I set this up tonight and it works very slick. Have you thought about adding other keywords / functions like:
- Window Venting (new v10 feature)
- Locking doors (night time protection)
- Heating specific seats (or at least the drivers seat)
- Turn on/off Sentry


----------



## tbeernot (Oct 11, 2019)

I've already added the charge keyword, heating seats would make sense, window venting also, but for the others I don't see a clear use case? The car automatically locks the door and enables sentry mode.


----------



## Stach (Mar 27, 2019)

tbeernot said:


> I've already added the charge keyword, heating seats would make sense, window venting also, but for the others I don't see a clear use case? The car automatically locks the door and enables sentry mode.


If somebody doesn't like the auto-lock feature, but would like to make sure that their car is locked at night, then they could setup a calendar entry to make sure that it's locked.

Similar scenario for Sentry Mode, I have Sentry configured not to turn on at home (in order to save battery), but at night it could be useful to turn it on (most crime happens at night) and then also turn it off in the morning after I'm awake.

In general, if you can add keywords for these commands, I'm sure there are use cases that would support them. If there aren't, then there's no harm either, but at least they are available as an option.

Thanks for listening and being so responsive.
Stach


----------



## Long Ranger (Jun 1, 2018)

Stach said:


> I have Sentry configured not to turn on at home (in order to save battery), but at night it could be useful to turn it on (most crime happens at night) and then also turn it off in the morning after I'm awake.


I do the same with Sentry Mode. Car is parked in my driveway, not garage. I don't want to record all the comings and goings in my driveway during the day, so I toggle Sentry Mode on every night.


----------



## tbeernot (Oct 11, 2019)

Well, I've added it to the to-do list. Won't be hard to add.


----------



## Stach (Mar 27, 2019)

tbeernot said:


> Well, I've added it to the to-do list. Won't be hard to add.
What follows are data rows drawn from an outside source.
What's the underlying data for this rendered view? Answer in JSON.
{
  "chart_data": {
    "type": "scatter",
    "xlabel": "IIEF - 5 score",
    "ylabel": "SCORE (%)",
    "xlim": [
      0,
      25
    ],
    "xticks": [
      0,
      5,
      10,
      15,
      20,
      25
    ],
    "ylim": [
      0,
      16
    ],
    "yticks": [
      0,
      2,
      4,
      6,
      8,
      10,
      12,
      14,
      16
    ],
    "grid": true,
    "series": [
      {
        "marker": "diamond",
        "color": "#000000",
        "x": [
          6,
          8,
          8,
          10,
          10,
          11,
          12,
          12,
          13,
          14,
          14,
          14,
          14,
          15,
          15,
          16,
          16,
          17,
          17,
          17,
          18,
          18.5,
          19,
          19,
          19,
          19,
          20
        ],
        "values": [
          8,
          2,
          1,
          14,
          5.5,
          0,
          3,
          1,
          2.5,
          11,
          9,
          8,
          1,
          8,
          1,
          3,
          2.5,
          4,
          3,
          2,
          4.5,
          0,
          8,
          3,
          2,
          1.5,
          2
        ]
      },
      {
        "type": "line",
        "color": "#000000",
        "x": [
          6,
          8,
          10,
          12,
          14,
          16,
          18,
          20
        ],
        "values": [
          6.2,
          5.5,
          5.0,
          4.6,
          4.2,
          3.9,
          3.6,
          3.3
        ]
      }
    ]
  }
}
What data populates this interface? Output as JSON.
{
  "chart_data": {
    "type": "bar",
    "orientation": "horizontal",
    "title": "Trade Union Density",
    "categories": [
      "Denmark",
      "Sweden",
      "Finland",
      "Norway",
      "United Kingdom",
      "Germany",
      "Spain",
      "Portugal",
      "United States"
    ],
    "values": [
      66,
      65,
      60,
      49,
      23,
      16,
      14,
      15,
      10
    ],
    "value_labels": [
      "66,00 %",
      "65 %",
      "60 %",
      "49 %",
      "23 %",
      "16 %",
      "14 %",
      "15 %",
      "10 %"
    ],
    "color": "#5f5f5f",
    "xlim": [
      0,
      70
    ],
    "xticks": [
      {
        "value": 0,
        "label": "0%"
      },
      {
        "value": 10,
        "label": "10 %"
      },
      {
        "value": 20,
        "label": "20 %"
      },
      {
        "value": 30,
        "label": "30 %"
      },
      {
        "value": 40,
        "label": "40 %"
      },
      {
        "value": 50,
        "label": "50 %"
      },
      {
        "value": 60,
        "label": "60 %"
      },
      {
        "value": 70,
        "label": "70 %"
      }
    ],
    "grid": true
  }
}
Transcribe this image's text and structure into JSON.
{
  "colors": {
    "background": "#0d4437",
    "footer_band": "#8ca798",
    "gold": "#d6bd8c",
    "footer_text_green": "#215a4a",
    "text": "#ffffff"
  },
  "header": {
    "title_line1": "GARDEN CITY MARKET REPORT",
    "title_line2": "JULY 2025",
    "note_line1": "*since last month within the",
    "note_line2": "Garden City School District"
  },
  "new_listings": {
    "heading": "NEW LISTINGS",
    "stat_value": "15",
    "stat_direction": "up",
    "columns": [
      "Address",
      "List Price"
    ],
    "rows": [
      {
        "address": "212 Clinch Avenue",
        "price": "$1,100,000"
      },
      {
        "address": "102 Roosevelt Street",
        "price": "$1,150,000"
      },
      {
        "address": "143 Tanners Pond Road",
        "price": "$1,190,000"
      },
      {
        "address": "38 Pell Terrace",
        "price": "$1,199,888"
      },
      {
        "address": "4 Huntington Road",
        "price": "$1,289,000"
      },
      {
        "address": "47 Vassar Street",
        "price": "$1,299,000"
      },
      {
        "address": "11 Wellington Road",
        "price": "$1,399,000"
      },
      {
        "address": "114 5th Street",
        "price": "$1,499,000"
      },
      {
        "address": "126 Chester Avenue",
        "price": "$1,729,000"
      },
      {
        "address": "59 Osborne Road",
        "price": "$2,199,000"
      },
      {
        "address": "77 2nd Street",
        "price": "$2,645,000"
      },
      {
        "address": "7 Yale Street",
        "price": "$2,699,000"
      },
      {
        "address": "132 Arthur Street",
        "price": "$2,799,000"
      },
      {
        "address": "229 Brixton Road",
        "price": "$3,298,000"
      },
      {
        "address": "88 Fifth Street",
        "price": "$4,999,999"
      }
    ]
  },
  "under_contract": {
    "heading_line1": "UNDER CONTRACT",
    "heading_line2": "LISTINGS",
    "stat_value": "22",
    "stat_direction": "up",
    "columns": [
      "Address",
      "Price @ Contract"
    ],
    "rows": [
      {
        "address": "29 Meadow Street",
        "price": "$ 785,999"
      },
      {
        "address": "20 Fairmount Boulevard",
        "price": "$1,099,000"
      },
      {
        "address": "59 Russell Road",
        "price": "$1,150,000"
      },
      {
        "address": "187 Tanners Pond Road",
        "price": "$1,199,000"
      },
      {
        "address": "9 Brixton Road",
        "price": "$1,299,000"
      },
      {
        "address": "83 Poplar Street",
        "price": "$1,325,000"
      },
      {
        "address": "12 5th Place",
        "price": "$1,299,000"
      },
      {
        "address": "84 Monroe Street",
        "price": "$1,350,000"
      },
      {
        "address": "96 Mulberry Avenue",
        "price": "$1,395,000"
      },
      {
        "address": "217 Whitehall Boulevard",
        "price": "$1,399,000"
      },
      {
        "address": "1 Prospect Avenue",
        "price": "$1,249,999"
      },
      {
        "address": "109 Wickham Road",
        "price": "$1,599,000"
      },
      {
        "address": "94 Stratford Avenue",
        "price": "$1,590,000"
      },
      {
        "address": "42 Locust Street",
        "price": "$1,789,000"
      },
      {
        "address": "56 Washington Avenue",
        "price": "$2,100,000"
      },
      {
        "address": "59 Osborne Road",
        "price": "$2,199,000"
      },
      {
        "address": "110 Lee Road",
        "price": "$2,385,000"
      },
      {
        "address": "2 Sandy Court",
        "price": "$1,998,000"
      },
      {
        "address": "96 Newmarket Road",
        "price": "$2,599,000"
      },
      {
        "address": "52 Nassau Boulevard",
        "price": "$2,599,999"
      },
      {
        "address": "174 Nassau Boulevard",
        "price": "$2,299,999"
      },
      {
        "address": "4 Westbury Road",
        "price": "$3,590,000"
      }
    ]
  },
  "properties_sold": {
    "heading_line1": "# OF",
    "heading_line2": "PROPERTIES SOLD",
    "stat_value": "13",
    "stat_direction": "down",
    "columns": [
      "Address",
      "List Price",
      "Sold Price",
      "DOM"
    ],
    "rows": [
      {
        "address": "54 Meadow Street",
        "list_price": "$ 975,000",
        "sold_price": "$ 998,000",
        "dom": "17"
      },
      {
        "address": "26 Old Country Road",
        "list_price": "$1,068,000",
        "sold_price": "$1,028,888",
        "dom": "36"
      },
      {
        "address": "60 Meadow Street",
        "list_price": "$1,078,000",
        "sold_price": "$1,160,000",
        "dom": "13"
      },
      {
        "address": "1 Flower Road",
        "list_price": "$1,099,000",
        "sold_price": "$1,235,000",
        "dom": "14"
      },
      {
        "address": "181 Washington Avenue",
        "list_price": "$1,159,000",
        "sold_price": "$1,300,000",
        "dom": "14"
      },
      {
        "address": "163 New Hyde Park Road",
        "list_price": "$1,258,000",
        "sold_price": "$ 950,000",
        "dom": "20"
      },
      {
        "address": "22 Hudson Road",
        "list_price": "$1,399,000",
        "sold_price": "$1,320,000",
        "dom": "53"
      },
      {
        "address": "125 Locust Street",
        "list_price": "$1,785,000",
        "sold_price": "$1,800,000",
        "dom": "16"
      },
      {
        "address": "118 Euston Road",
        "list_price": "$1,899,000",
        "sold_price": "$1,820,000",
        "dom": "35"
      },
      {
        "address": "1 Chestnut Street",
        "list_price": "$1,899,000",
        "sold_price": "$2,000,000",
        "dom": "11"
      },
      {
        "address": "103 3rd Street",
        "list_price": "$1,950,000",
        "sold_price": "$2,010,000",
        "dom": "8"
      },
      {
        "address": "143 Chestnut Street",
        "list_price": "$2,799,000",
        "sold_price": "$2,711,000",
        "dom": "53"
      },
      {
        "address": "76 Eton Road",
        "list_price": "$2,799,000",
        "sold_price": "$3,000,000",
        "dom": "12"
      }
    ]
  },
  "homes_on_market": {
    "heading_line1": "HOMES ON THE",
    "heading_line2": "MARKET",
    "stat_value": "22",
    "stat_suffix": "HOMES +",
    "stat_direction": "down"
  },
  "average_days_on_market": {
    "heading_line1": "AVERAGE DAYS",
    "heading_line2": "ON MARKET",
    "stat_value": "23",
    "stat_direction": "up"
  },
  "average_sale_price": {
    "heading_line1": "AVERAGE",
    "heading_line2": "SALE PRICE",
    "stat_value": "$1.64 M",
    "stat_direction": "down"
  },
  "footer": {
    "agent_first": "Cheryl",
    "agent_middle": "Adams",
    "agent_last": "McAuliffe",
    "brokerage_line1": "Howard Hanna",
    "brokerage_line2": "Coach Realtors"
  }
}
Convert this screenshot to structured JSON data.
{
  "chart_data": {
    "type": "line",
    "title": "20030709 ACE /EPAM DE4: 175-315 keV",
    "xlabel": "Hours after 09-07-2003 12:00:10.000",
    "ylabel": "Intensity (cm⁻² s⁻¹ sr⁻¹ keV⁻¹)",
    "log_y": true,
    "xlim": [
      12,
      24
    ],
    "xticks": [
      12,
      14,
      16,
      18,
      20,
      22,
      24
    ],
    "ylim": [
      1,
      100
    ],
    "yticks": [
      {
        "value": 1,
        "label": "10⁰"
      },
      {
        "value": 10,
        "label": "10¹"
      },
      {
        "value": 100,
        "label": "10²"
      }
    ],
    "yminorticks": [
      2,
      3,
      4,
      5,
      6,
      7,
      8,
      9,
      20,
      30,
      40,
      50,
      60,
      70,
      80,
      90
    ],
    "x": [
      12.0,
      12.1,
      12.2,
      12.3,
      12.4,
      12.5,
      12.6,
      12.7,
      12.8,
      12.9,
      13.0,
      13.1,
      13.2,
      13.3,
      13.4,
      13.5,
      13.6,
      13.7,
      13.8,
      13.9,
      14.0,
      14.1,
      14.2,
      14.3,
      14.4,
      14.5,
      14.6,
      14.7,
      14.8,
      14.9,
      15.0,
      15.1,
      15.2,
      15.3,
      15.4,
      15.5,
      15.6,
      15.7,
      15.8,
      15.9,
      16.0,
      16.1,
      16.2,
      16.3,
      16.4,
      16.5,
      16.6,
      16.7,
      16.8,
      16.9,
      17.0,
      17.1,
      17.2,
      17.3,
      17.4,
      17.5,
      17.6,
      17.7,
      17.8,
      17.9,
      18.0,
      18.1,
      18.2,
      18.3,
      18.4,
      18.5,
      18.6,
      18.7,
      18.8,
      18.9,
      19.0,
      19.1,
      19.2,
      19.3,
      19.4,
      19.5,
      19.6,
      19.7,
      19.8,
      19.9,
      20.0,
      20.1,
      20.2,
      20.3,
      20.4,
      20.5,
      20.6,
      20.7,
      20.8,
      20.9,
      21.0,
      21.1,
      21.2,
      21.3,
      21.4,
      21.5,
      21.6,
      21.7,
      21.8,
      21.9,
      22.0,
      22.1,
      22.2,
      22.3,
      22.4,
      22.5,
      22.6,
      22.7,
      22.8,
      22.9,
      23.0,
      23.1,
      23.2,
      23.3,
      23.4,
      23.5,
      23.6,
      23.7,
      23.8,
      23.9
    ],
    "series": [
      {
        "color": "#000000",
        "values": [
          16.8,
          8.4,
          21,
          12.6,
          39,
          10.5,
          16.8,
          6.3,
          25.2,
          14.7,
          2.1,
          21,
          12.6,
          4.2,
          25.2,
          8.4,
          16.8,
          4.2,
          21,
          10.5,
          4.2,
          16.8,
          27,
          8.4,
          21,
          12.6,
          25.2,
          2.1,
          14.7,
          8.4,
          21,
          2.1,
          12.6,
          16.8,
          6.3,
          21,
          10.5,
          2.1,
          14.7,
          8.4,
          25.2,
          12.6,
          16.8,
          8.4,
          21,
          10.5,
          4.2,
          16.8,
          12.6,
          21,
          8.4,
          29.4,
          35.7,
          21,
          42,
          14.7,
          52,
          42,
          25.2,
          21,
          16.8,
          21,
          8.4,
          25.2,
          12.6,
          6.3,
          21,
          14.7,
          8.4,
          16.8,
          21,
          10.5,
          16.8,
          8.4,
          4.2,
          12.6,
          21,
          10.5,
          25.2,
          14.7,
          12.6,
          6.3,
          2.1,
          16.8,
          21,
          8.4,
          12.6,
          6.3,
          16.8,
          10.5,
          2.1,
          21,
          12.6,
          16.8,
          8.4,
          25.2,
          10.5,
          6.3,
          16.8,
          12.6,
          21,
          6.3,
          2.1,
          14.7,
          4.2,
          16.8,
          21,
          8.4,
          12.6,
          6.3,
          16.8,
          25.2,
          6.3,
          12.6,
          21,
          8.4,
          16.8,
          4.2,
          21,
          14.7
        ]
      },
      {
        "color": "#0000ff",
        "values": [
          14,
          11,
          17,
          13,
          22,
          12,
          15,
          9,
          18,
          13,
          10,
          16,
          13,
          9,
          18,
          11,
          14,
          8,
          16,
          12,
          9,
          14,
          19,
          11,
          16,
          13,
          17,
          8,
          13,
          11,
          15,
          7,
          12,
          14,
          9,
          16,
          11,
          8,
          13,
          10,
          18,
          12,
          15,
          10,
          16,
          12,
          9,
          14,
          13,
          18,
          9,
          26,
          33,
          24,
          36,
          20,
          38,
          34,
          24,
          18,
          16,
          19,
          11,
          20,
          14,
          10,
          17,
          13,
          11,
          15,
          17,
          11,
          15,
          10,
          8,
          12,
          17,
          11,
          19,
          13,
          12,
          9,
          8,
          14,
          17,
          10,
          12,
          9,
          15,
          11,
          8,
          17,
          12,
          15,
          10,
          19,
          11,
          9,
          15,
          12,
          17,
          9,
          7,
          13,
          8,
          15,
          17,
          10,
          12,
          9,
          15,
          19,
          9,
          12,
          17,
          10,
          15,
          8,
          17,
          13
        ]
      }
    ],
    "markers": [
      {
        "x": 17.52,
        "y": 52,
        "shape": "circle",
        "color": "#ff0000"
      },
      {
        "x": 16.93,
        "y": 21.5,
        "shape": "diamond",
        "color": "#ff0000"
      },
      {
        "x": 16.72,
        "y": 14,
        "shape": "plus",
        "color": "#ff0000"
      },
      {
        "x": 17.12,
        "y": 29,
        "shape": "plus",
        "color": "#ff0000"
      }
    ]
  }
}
Excellent and looking forward to it!


----------



## Love (Sep 13, 2017)

tbeernot said:


> Ok, even though game of thrones has stopped, it appears that winter is still coming this year. Last winter I wrote a simple application dubbed TeslaTasks that makes it possible to schedule heating (and charging) your Tesla from a Google calendar. Back then I needed testers, because the Tesla API turned out to be not impressively stable. But it seems things are stable now, so we can really unfreeze our cars coming winter. TeslaTasks  is free (as in beer), so if you like to stay in bed while your car is preheating...
> 
> View attachment 29817
> 
> ...


Amazing work!


----------



## tbeernot (Oct 11, 2019)

Stach said:


> Excellent and looking forward to it!


You have to bear with me for a little bit, I'm in the process of "maturing up" the code base. Up until now it was "let's see if this works", well, it does. So I'm adding unit test to make sure things don't break when I add new features.


----------



## Stach (Mar 27, 2019)

That sounds great as I'm all for nice clean code. It would be interesting if you could post some simple statistics on your website as well, kind of like McDonald's old "xx billion served" (number of users and number of commands issued).


----------



## tbeernot (Oct 11, 2019)

Ah, that would be something totally at the bottom of the TODO list, but right now there are 31 cars in the system.


----------



## tbeernot (Oct 11, 2019)

Ok, you should now be able to set "sentry" in an appointment, which will enable and disable sentry mode.
And you should be able to specify "lock doors", which will lock the doors when the appointment starts.
You can combine instructions, so an appointment with "lock doors, sentry" should work fine. (I tested it of course)


----------



## Mike Ferris (Aug 7, 2016)

Am just trying now, good for you and many thanks!


----------



## Mike Ferris (Aug 7, 2016)

Just thought, I am also using TeslaFi.com which monitors my energy use. Could there be a conflict?


----------



## Mike Ferris (Aug 7, 2016)

Sorry to bug you,

Works beautifully thanks so much, are the titles CAP sensitive? So, add Sentry, just type - sentry? Charge 90%?


----------



## Mike Ferris (Aug 7, 2016)

Sorry, meant, case sensitive, as your T,t for temperature is.


----------



## tbeernot (Oct 11, 2019)

Mike Ferris said:


> Just thought, I am also using TeslaFi.com which monitors my energy use. Could there be a conflict?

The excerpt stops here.